Até mesmo o Minimalismo, tema que norteia este Blog, me parece cada vez mais comum escutar sua menção em alguma conversa alheia o que, vale dizer, não é de modo algum algo necessariamente ruim, muito ao contrário. Desde que sejam menções corretas e devidamente acompanhada de práticas.
Importante dizer: na maioria dos casos, são termos normalmente repercutidos em meios frequentados por pessoas que saíram (ou mesmo nunca estiveram) da faixa socioeconômica da luta pela sobrevivência, já que são práticas que quase sempre demandam um certo tempo e recursos livres.
É correto também notar que, embora estes termos surjam de tempos em tempos e tão rapidamente como surgiram e entraram em voga, são rapidamente substituídos por outros, muitas pessoas têm suas vidas positivamente modificadas pelo que, a princípio, se tratava apenas de uma “moda”.
Hygge?
Pronuncia-se “rîgue”, ou “hu-ga” e, como tantos outros, este termo não tem uma tradução direta equivalente em nosso idioma. Aconchego, cordialidade, sensação de conforto, de bem-estar, tranquilidade, ficar “de-boa” (minha tradução pessoal) são, normalmente, ideias associadas ao conceito.
Segundo consta, surge em países escandinavos (Noruega, Dinamarca, Islândia…), provavelmente se relaciona com o clima (invernos longos e gelados) e às condições econômicas (países, em geral, onde as condições de bem-estar social mínimas são um fato) e também ao tempo dedicado ao “ficar em casa” devido justamente a estes dois fatores anteriores e à introspecção favorecida por ambos.
Em entrevista à BBC, Helen Russell, autora do livro The Year of Living Danishly: Uncovering the Secrets of the World’s Happiest Country (O segredo da Dinamarca), afirma:
“O adjetivo de hygge é “hyggeligt”, é uma palavra que costuma ser usada como elogio a anfitriões depois de uma noite agradável em suas casas.. mas…Hygge não é só um conceito da classe média. Todos, do gari ao prefeito, estão incluídos”.
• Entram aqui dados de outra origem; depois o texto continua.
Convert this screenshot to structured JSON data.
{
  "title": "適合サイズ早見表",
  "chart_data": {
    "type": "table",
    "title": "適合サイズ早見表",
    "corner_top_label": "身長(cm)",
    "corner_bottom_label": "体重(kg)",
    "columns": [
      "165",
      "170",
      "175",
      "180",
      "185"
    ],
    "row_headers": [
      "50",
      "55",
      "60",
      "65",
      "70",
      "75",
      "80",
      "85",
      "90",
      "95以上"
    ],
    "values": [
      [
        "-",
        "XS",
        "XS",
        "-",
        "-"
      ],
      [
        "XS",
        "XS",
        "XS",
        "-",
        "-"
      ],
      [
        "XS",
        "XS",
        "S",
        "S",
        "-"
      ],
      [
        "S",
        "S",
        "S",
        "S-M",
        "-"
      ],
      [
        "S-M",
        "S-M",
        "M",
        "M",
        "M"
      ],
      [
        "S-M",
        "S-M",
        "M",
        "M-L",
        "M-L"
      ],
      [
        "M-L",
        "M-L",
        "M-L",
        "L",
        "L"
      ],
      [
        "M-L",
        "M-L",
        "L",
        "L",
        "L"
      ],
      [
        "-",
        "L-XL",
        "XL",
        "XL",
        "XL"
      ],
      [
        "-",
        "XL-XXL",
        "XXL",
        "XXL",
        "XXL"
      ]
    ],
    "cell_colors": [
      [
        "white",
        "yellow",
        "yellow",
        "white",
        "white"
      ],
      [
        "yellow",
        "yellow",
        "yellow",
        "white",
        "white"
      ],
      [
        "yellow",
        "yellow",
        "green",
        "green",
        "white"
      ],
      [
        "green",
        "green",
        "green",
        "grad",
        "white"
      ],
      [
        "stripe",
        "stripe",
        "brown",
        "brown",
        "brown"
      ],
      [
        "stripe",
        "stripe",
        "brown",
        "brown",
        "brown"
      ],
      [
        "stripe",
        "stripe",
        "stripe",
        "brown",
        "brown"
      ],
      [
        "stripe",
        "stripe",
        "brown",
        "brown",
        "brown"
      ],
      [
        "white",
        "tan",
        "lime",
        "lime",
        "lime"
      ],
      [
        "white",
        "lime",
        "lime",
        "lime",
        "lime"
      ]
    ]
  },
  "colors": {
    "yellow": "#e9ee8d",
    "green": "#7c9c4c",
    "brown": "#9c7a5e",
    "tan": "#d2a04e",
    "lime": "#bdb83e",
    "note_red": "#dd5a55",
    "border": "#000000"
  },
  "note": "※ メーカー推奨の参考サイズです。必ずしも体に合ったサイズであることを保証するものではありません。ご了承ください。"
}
Já, Kayleigh Tanner, autora do blog Hello Hygge (em inglês), afirma que o hygge é difícil de descrever por ser tão abstrato, mas que, de um modo ou outro, começa a ressoar entre muita gente.
Contudo, aponta que alguns dinamarqueses de gerações mais velhas, sentem que o hygge já não é mais o que era, que a ênfase na socialização se reduziu porque agora se considera que assistir TV ou um DVD sozinho é “hyggeligt”.
A motivação correta
Voltando ao início, parece ser característico o aparecimento e utilização constante de termos que remetam a ideias parecidas (qualidade de vida, dedicação extra à saúde e a uma alimentação preventivamente saudável, tempo de lazer e dedicado a atividades físicas, etc.) em grupos que já atingiram um patamar mínimo de bem-estar socioeconômico.
Se, por um lado, a busca por estas práticas reflete carências genuínas, afinal não estamos na Dinamarca e pra se atingir determinadas condições de vida por aqui é necessário termos sacrificado muitas horas de bem-estar, por outro, muitas vezes, estas práticas apenas se somam a quantidade enorme de demandas entulhadas em nosso cotidiano.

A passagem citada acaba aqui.